たとえば芸能人のゴシップ。とくにアイドル関連とかは不謹慎だけれど、もうワクワクしちゃってついつい調べまくって時間を費やしてコロンブスの大航海のような大後悔をすることもしばしば。そこに真実なんて必要ないというのに。
アイドルサスペンス
本作『#柚莉愛とかくれんぼ』はそういう闇を描いたアイドルサスペンスです。誇張している部分もありますが、そんなことは関係ナッシング。とにかく闇大好き人間にとっては、その闇が気になって気になってグイグイと物語に引き込まれてしまいます。
また、メフィスト賞ということもあり、驚きの仕掛けもありますが、そこだけに全てを費やしました、という風情の作品ではなく、あくまでもメインはアイドルという存在。

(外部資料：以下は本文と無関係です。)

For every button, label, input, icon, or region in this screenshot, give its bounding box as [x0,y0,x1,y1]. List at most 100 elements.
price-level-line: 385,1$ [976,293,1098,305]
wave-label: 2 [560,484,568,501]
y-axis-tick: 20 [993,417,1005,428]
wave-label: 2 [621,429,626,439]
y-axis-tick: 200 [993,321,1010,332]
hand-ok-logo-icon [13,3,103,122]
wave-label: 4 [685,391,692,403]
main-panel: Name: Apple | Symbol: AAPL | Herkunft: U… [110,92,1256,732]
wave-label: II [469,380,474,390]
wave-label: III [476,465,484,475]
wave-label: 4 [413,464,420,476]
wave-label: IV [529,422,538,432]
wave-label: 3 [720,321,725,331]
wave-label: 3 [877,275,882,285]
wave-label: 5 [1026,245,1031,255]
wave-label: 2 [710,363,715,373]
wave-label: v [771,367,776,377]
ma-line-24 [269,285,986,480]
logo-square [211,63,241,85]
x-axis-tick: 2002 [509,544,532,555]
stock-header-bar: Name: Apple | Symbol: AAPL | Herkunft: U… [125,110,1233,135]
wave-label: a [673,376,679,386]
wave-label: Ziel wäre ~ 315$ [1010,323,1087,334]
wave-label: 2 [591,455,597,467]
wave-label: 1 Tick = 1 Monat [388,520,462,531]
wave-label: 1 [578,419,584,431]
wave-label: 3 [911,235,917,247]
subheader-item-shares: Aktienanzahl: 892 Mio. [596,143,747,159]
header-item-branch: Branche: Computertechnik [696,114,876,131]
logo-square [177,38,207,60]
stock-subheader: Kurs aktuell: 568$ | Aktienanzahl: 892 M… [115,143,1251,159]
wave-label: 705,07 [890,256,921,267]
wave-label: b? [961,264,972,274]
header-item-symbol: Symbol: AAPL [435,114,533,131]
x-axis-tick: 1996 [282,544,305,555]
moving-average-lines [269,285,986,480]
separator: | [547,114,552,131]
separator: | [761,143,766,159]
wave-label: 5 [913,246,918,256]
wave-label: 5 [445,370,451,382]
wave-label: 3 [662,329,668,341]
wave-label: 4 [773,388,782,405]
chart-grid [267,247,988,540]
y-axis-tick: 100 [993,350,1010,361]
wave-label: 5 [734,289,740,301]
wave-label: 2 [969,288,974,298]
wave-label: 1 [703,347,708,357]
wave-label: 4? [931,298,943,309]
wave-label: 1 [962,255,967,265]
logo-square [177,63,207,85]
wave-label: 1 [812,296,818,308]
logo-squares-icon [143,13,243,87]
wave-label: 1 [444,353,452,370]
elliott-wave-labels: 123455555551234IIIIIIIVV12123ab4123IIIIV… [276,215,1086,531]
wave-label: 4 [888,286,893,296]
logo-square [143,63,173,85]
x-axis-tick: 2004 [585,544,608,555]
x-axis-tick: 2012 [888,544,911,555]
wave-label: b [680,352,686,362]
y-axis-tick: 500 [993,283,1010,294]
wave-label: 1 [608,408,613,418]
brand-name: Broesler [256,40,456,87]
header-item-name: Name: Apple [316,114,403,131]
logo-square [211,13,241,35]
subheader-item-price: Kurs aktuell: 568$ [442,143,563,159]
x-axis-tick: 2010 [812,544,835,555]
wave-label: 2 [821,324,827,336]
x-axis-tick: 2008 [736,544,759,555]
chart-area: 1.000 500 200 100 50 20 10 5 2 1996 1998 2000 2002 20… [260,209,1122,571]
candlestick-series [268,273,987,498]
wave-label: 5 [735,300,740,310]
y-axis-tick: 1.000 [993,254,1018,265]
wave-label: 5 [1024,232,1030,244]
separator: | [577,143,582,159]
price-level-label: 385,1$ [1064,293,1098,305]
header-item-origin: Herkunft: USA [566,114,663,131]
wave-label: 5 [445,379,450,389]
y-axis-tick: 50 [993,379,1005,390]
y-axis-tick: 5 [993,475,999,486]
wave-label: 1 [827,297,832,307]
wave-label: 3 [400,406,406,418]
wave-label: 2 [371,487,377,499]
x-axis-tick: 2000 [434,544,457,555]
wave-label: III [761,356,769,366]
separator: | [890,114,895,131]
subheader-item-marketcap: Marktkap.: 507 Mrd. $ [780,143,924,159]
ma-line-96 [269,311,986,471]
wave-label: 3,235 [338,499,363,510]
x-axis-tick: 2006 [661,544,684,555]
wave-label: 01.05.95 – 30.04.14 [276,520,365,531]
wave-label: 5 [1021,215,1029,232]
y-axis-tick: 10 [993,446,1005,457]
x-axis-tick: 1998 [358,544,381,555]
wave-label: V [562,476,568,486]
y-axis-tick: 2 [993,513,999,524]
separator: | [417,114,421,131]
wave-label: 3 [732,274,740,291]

アイドルサスペンスとして、とてもバランスのいい作品に仕上がっているので、闇を存分に堪能することができることでしょう。
宴はアイドルを応援しています
そして、その闇を広げていくのがTwitterなどのSNS。本作でも物語を盛り上げる重要アイテムとして使用されていて、お見事! と思うのと同時に不安も感じてしまいます。
ファンとの距離が曖昧になっていく昨今。アイドル、とくに地下アイドルさんたちには気をつけて活動していただきたいと思います。ファンにはいろんな人がいるから、難しいでしょうが。
兎にも角にも、宴は全アイドルさんを心より応援しています。がんばれ、アイドルたち!
心に残った言葉・名言
白いキャンバスに何かを一生懸命に描こうとしている間はみんな褒めてくれるのに、その絵が完成しないとわかった瞬間に「自分の進歩をよく考えろ」って叱ってくる。
そもそも人間と人間の関係ってそう簡単なものじゃない。相手がアイドルっていうだけで関係性が、「ファン」か「アンチ」かの二択になるなんて、なんか変なの。
音楽のパターンはもう出尽くしたってどこかのミュージシャンが言っていたけど、言葉はどうなんだろう。まだ誰も気が付いていないだけで、実はすべてのパターンはすでにネット上にあるのかもしれない。
相手の無知を小ばかにすることでようやくプライドを保つことのできる人が一番恐れるのは、自分だけが知らないと思われることだ。
熱愛が発覚してファンが怒っているときも、彼らが怒りを覚えているのは熱愛そのものではなく、アイドル『なのに』自分の思い通りにならないという事実なのだと思えます。
どんなにお金を払ったところで、彼女たちの心が完全に手に入るわけではないということを、あなたたちは本当にわかっているでしょうか。
本当の私というものが、私にはない。わかっているのはアイドルとして笑顔で元気に振る舞う自分が、本当の自分とは違うということだけ。
真下みことさんの他作品
最後に
アイドルの人、アイドルファンの人、アイドルの闇を楽しみたい人にはおすすめだから、ぜひ読んでみてね。
それでは本日はこのへんで。
ご覧いただきありがとうございました。